Niger is the second-poorest country in the world. The United Nations Development Programme ranked Niger 186 out of 187 countries on its 2011 human development index. Nearly 43 percent of Niger's 15.9 million people live on less than $1.25 a day. Only 46 percent have access to safe drinking water. About 6.5 percent have electricity. Despite the government's efforts, female genital mutilation is still practiced.
Poverty in Niger is exacerbated by chronic food insecurity, due to irregular and insufficient rain, and a low level of diversification in the economy. In 2010, the country experienced an acute food crisis.
Niger has recently experienced a certain amount of political stability, since adopting a democratic system and the political and institutional reforms that followed. Niger ratified the 1948 Universal Declaration of Human Rights and the African Charter on Human and Peoples' Rights. A civil society encompassing all the economic, social, and cultural aspects of life has since come into being. Following a coup in February 2010, democracy was restored in 2011, when an election was held.
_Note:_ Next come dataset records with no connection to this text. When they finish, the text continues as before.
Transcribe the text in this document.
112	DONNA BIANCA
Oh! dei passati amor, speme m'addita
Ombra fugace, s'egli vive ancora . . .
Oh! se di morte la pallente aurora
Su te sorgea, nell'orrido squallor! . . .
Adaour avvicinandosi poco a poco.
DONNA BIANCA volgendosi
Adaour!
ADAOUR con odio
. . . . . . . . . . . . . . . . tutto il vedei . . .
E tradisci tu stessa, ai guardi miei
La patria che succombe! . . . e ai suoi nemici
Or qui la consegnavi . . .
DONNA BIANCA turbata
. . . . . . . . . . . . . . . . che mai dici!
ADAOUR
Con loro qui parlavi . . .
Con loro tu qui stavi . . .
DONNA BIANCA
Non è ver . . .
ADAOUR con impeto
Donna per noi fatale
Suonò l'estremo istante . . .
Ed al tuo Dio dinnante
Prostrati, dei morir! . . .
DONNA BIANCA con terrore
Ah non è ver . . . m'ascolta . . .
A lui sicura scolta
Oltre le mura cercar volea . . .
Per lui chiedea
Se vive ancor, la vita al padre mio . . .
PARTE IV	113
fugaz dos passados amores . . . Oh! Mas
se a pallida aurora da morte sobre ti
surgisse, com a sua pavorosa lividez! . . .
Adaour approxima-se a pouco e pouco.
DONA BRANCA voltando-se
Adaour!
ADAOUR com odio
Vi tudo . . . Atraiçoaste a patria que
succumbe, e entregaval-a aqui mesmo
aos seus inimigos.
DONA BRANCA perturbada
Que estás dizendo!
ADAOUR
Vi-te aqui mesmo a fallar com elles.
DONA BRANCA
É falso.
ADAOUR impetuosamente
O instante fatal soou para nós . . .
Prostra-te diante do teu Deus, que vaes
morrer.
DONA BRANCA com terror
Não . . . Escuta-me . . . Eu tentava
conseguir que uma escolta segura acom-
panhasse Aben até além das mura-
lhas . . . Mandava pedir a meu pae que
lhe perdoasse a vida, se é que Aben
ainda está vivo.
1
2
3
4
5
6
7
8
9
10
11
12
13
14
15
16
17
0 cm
Canada's relationship with Niger goes back to the early 1960s. CIDA has supported projects that increase food security, improve education and advance equality between women and men.
As part of the Government of Canada's Economic Action Plan 2012, CIDA is restructuring and streamlining its operations. By March 2013, all CIDA funding for country-to-country (bilateral) programs in Niger will end and all existing project and contract work will be completed. Niger will continue to remain eligible for support through CIDA's Pan-Africa regional program, as well as through CIDA's Multilateral and global programs (including international humanitarian assistance when needed) and CIDA's Partnerships with Canadians programs.